Se despidió de las personas de la casa, las cuales le desearon la mejor de las suertes, cargó su escopeta con abundante pólvora y gruesas municiones para, enseguida, caminar en gran silencio y con precaución hasta el lugar escogido, que estaba como a un kilometro y medio de las casas, se ubicó de la manera más cómoda posible detrás del gran árbol caído, comenzó a oscurecer y se quedó muy quieto, mirando fijamente hacia el lugar por donde debería aparecer la fiera, era una noche muy clara y la luna llena alumbraba fantasmalmente todo el hermoso y agreste lugar, no había viento y reinaba un gran silencio, solo el sonido de los grillos rompía de tanto en tanto la quietud nocturna, el Leonero mantenía sus sentidos en total alerta, de repente sintió una leve vibración en el tronco detrás el cual estaba refugiado, tenía su escopeta junto a él, con la culata afirmada en el suelo, es decir el cañón estaba dirigido hacia arriba y llegaba a la misma altura del tronco, levantó levemente la cabeza y con el rabillo del ojo, a la débil luz de la luna, vio con espanto que el gran puma venía caminando por encima del árbol caído, derecho hacia donde él estaba, los ojos del felino brillaban tenebrosamente, un sudor frio corrió por su espalda. Cuando llegó al lugar donde él se había acurrucado la fiera se detuvo y olfateó largamente la punta del cañón de su escopeta, su corazón saltaba locamente, temía que lo delatara, jamás se imaginó una situación así, allí a medio metro estaba el felino que él había venido a cazar y que en ese momento, si lo hubiera detectado, de un solo zarpazo lo podría haber mandado para el otro mundo, pero en atención a su experiencia y las precauciones tomadas, especialmente, debido a que sus ropas estaban impregnadas con el fuerte olor a las heces de vacuno no fué descubierto.
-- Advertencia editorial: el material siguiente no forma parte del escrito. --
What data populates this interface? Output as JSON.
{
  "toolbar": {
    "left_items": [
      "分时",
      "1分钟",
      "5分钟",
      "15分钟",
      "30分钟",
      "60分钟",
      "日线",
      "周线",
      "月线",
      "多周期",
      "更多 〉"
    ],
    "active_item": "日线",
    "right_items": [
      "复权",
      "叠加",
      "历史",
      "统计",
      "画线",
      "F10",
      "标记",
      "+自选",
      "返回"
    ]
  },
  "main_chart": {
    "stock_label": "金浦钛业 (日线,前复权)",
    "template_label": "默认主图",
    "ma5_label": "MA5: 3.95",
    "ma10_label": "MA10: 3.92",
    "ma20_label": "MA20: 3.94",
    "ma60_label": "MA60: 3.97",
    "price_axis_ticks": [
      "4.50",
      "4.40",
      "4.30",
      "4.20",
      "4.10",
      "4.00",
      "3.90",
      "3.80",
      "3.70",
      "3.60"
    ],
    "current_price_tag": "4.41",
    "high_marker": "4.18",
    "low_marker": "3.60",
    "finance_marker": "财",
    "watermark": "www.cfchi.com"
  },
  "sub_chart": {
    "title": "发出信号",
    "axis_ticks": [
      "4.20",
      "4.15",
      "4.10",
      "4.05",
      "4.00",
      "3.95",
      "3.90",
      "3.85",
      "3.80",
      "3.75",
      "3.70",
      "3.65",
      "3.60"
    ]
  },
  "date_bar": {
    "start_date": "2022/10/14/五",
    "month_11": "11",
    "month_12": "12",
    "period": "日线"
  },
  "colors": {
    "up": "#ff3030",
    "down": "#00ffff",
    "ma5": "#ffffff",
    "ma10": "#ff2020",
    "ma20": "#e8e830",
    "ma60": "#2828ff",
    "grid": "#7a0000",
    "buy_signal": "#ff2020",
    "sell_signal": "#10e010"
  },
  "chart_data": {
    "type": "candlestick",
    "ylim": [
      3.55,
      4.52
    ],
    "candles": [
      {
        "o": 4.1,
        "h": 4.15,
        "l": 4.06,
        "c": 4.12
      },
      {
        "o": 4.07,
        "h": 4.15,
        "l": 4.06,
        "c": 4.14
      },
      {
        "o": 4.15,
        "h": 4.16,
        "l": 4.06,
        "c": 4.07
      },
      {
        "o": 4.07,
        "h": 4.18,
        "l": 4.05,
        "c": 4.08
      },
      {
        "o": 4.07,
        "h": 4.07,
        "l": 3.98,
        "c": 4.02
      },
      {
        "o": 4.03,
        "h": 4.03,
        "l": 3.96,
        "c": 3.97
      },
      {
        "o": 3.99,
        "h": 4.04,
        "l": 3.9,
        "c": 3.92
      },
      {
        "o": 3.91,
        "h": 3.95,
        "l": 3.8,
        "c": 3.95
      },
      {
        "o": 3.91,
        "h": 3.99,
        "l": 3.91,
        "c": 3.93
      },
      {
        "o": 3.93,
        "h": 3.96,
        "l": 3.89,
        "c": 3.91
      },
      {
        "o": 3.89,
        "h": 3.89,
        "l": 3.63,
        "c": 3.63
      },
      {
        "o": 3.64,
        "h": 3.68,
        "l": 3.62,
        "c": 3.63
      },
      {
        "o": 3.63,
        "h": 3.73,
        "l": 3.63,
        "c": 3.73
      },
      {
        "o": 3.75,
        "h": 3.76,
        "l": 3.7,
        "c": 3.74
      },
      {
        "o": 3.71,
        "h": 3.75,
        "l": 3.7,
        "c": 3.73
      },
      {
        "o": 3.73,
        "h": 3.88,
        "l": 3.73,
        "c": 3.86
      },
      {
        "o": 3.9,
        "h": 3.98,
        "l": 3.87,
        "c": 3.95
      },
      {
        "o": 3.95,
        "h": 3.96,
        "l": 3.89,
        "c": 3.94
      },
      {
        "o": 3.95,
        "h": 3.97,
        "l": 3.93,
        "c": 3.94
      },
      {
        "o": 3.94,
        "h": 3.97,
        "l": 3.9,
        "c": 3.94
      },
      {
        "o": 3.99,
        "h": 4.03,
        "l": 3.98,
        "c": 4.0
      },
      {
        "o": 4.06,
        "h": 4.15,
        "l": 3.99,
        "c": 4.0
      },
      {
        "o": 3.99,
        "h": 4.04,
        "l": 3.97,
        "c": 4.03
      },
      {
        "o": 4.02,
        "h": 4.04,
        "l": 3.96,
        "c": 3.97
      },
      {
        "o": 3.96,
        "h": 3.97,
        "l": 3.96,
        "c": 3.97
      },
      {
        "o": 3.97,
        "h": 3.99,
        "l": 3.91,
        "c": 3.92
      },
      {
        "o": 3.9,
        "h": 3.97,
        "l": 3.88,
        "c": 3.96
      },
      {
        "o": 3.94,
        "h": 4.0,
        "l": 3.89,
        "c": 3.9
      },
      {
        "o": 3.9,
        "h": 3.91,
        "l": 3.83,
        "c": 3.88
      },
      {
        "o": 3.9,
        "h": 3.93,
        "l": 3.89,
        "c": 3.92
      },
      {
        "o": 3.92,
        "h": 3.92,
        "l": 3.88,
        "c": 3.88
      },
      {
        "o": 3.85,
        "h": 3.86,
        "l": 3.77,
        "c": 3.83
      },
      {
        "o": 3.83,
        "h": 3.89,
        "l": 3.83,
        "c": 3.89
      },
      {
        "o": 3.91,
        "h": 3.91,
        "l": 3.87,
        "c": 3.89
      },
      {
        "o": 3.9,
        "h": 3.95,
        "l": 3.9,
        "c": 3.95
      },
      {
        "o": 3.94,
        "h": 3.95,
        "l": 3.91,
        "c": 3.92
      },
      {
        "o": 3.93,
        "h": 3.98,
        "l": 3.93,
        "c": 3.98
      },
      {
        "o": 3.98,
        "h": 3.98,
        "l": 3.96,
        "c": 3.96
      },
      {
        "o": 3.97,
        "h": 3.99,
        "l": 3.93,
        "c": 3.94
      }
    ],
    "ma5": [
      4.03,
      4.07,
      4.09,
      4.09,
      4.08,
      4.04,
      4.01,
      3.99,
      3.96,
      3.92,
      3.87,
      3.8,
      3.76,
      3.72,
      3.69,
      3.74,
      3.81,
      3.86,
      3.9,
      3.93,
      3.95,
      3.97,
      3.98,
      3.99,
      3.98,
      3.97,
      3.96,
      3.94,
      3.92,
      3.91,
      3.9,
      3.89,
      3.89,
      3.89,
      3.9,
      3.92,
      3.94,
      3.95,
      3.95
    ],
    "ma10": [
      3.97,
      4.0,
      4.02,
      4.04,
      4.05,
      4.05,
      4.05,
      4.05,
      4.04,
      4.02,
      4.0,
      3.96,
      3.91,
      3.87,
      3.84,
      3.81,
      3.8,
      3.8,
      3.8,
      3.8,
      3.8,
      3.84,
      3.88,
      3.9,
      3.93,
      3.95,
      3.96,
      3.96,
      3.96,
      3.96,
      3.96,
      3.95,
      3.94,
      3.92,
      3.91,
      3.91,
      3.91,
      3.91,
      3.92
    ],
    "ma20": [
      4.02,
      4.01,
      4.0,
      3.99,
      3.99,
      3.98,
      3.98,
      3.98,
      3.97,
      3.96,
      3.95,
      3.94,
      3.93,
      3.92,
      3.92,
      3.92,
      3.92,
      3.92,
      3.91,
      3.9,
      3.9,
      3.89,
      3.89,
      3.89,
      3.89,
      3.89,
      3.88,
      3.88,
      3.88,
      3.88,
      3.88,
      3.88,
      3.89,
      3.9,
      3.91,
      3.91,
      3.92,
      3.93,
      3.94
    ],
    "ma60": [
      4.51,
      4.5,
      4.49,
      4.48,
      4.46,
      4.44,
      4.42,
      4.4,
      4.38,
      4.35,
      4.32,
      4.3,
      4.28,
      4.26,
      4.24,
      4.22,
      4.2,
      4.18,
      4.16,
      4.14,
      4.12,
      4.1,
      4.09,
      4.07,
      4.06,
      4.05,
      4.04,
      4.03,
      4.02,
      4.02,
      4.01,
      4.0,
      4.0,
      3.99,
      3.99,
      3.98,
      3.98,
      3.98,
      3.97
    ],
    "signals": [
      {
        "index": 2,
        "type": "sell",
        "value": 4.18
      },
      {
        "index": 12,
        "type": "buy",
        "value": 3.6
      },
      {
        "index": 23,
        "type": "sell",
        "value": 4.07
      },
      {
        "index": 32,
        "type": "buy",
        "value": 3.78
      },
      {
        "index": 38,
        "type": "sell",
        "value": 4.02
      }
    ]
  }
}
La fiera dejó de olisquear el cañón y dirigió su mirada hacia la orilla del bosque, donde se encontraban los restos del potrillo, ágilmente saltó del tronco y caminó hasta ese lugar, ahí selló su destino, con sus garras despejó el cadáver y se dispuso a comer su última cena. El asustado cazador esperó como un minuto a que le disminuyeran las pulsaciones, una vez que se sintió un poco repuesto levantó con sumo cuidado la escopeta, amartilló suavemente el arma, la afirmó encima del tronco, como había muy poca claridad para asegurarse apuntó con mucha calma al área del corazón, contuvo la respiración lo más que pudo y entre dos latidos apretó el gatillo.


Esta vivencia se la dedico a quienes vivían allí:

Mi madre Francisca Inés Kutscher Jaggi.
Mis abuelos Anton Kucera Blumentritt y Emilie Jaggi.
Mis tíos; Alberto, Otto, Antonio, Julio, Tomás, Eliza y Adela (Kucera Jaggi) y Germán Kutscher Jaggi.